O Judiciário não pode interferir na autorização para porte de arma de fogo, pois cabe à Polícia Federal avaliar se o interessado cumpre os requisitos fixados pelo Estatuto do Desarmamento. Assim entendeu a desembargadora Vânia Hack de Almeida, do Tribunal Regional Federal da 4ª Região, ao negar pedido de liminar apresentado por um advogado que recebeu ameaças por telefone.

Em decisão monocrática, ela considerou legal o ato administrativo da autoridade policial, que negou a autorização. A desembargadora citou a jurisprudência do próprio tribunal, que desacolheu muitos pedidos de concessão de porte de armas sob o argumento de que o Poder Judiciário não pode entrar no mérito do ato administrativo proferido pela PF.
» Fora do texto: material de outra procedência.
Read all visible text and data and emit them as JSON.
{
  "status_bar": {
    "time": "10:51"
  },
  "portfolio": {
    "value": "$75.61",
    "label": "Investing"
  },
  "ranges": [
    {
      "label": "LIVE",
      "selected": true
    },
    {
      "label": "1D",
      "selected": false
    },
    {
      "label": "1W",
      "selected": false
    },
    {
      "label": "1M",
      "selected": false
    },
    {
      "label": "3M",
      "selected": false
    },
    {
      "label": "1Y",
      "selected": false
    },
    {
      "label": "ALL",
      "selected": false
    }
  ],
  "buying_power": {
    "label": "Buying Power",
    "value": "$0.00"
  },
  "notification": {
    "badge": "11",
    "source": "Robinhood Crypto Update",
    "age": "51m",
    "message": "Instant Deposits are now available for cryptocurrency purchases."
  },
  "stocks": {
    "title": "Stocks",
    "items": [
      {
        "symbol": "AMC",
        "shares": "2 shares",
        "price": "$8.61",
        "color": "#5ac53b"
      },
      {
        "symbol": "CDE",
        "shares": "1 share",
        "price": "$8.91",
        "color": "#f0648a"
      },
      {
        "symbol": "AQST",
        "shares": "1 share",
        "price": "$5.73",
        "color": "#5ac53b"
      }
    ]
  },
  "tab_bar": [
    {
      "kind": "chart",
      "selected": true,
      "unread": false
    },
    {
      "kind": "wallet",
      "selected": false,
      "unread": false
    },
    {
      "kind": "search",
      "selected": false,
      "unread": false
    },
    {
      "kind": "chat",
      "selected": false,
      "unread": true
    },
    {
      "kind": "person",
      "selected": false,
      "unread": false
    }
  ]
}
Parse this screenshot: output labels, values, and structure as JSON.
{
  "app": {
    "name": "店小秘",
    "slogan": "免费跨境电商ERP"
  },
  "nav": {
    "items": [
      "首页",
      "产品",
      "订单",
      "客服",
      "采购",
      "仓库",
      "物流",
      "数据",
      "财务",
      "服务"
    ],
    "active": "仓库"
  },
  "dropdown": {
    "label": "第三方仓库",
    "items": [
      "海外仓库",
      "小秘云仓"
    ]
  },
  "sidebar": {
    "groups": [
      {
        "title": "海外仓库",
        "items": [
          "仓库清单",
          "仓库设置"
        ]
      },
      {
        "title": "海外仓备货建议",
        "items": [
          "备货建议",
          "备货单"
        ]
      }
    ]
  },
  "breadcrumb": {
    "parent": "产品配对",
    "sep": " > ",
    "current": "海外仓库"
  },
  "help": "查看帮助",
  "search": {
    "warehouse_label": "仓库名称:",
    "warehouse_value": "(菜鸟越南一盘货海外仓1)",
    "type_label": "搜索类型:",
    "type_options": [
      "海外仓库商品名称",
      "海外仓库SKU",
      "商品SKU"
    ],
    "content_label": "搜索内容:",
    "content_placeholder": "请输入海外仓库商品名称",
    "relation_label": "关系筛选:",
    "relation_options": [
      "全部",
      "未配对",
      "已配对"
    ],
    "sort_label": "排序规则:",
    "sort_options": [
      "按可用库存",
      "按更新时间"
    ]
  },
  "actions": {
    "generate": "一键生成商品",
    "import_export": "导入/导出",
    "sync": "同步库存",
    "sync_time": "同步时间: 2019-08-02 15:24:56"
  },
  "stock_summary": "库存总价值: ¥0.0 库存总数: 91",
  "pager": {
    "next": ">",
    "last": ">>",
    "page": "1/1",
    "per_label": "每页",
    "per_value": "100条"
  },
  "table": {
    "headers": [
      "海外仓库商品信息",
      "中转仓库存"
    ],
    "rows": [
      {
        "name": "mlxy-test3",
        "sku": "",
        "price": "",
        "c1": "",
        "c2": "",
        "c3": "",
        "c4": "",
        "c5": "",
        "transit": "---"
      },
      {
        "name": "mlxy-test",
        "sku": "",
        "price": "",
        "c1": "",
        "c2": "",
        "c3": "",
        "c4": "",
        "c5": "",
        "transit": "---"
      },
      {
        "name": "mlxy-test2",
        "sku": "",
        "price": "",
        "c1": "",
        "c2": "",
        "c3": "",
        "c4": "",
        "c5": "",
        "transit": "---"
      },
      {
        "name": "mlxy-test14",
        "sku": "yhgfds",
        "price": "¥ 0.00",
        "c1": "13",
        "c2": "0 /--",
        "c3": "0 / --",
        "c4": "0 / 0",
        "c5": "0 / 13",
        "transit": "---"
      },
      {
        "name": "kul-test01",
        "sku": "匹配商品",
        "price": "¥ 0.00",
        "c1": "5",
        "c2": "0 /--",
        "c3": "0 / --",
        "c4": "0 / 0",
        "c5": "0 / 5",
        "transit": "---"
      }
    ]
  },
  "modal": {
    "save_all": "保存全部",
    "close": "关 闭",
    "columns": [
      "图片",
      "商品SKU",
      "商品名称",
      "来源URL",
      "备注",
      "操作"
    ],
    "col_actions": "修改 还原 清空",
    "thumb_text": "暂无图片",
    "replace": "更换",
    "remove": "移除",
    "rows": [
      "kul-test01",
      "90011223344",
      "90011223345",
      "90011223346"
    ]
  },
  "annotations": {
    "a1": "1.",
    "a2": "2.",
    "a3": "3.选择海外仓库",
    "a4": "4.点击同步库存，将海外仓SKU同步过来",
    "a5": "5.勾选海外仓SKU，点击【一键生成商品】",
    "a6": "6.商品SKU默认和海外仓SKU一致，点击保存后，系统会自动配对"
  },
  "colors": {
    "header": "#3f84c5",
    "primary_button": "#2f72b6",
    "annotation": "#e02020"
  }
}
‘‘Em que pesem as razões do agravante, tenho que não se trata de ignorar as ameaças sofridas por este e, tampouco, de transferir para o Poder Judiciário a responsabilidade por eventual risco a que esteja submetido, uma vez que a solução para os problemas relacionados à segurança pública não se encontra na sua esfera de autuação’’, afirmou a desembargadora.

Ameaças
O advogado Fabiano Padoim Vieira, que atua no Rio Grande do Sul e em Santa Catarina, encaminhou à PF um pedido de autorização para portar arma de fogo, em função de sua atuação profissional e por temer pela sua integridade física e de sua família, que sempre o acompanha em suas viagens.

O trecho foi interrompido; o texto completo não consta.